Lewis Cianci dives into mobile DevOps – what is it? Is it somehow different from “normal” DevOps? How to switch to mobile DevOps? Where to start?
Lately, it feels like there is an ever-increasing number of terms and phrases that refer to newer ways to develop software. It can be hard to keep up and understand what all these new terms mean or what they specifically mean to you. As someone who has been automating application builds and tests for a few years now, when I heard of the term “Mobile DevOps,” even I wondered what made it different from “Normal DevOps” (that is, the DevOps processes that I already used in my applications and experienced in my teams).
Unfortunately, DevOps in itself has become something of a buzzword. Worse still, many online services fit well into a DevOps pipeline. This can be a bad thing because when you search online for DevOps or even Mobile DevOps, a lot of the information you read online is on sites that are trying to sell you their very own solutions that fit into that pipeline. So, if you need to be in a meeting in five minutes and you’ve searched “What is mobile DevOps?” on Google and landed on this article, let me make it simple for you. It’s just the DevOps methodology applied to phone apps. That’s it. It’s not “mobile.” It doesn’t go anywhere. It’s literally everything you know and love about DevOps, just applied to the context of phone apps.
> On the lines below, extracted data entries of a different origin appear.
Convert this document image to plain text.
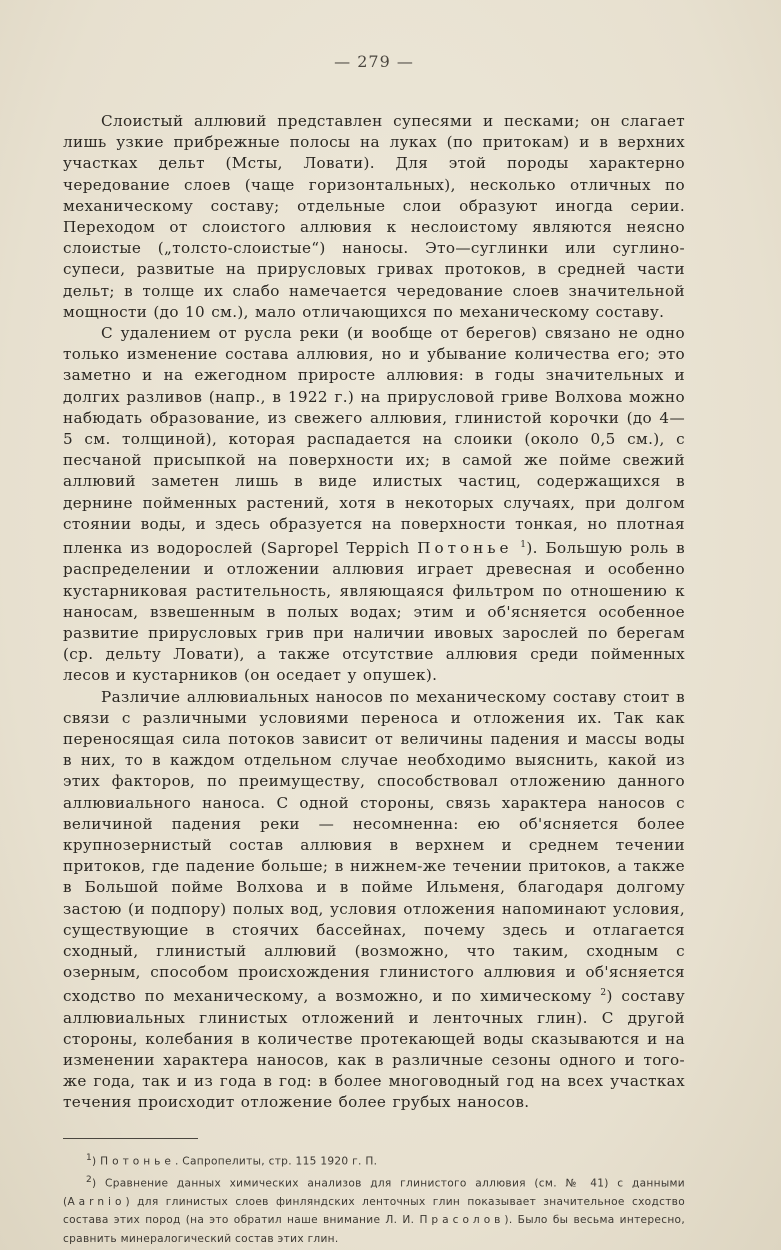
— 279 —

Слоистый аллювий представлен супесями и песками; он слагает лишь узкие прибрежные полосы на луках (по притокам) и в верхних участках дельт (Мсты, Ловати). Для этой породы характерно чередование слоев (чаще горизонтальных), несколько отличных по механическому составу; отдельные слои образуют иногда серии. Переходом от слоистого аллювия к неслоистому являются неясно слоистые („толсто-слоистые“) наносы. Это—суглинки или суглино-супеси, развитые на прирусловых гривах протоков, в средней части дельт; в толще их слабо намечается чередование слоев значительной мощности (до 10 см.), мало отличающихся по механическому составу.

С удалением от русла реки (и вообще от берегов) связано не одно только изменение состава аллювия, но и убывание количества его; это заметно и на ежегодном приросте аллювия: в годы значительных и долгих разливов (напр., в 1922 г.) на прирусловой гриве Волхова можно набюдать образование, из свежего аллювия, глинистой корочки (до 4—5 см. толщиной), которая распадается на слоики (около 0,5 см.), с песчаной присыпкой на поверхности их; в самой же пойме свежий аллювий заметен лишь в виде илистых частиц, содержащихся в дернине пойменных растений, хотя в некоторых случаях, при долгом стоянии воды, и здесь образуется на поверхности тонкая, но плотная пленка из водорослей (Sapropel Teppich Потонье $^1$). Большую роль в распределении и отложении аллювия играет древесная и особенно кустарниковая растительность, являющаяся фильтром по отношению к наносам, взвешенным в полых водах; этим и об'ясняется особенное развитие прирусловых грив при наличии ивовых зарослей по берегам (ср. дельту Ловати), а также отсутствие аллювия среди пойменных лесов и кустарников (он оседает у опушек).

Различие аллювиальных наносов по механическому составу стоит в связи с различными условиями переноса и отложения их. Так как переносящая сила потоков зависит от величины падения и массы воды в них, то в каждом отдельном случае необходимо выяснить, какой из этих факторов, по преимуществу, способствовал отложению данного аллювиального наноса. С одной стороны, связь характера наносов с величиной падения реки — несомненна: ею об'ясняется более крупнозернистый состав аллювия в верхнем и среднем течении притоков, где падение больше; в нижнем-же течении притоков, а также в Большой пойме Волхова и в пойме Ильменя, благодаря долгому застою (и подпору) полых вод, условия отложения напоминают условия, существующие в стоячих бассейнах, почему здесь и отлагается сходный, глинистый аллювий (возможно, что таким, сходным с озерным, способом происхождения глинистого аллювия и об'ясняется сходство по механическому, а возможно, и по химическому $^2$) составу аллювиальных глинистых отложений и ленточных глин). С другой стороны, колебания в количестве протекающей воды сказываются и на изменении характера наносов, как в различные сезоны одного и того-же года, так и из года в год: в более многоводный год на всех участках течения происходит отложение более грубых наносов.

$^1$) Потонье. Сапропелиты, стр. 115 1920 г. П.

$^2$) Сравнение данных химических анализов для глинистого аллювия (см. № 41) с данными (Aarnio) для глинистых слоев финляндских ленточных глин показывает значительное сходство состава этих пород (на это обратил наше внимание Л. И. Прасолов). Было бы весьма интересно, сравнить минералогический состав этих глин.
But for a long time, software development agencies got software completed and out the door without anything DevOps related. And if you’re coming from a more “traditional” waterfall approach to software development, it can be beneficial to reflect on what DevOps can offer you and, more precisely, what Mobile DevOps can offer your development team.
So let’s take a simple approach to understanding what Mobile DevOps is and how it can fit into your pipeline. To do so, let’s consider how software development practices have changed over the years.
In the beginning, there was the waterfall
For a long time, software development projects used the “waterfall” model for their software development lifecycle (SDLC). The waterfall approach looked like this:
Waterfall Method (Peter Kemp/Paul Smith) before DevOps
The stages of the waterfall model were as follows:
- Requirements – Clearly define the requirements of the application. In this phase, it’s important to capture all of the possible requirements for the system.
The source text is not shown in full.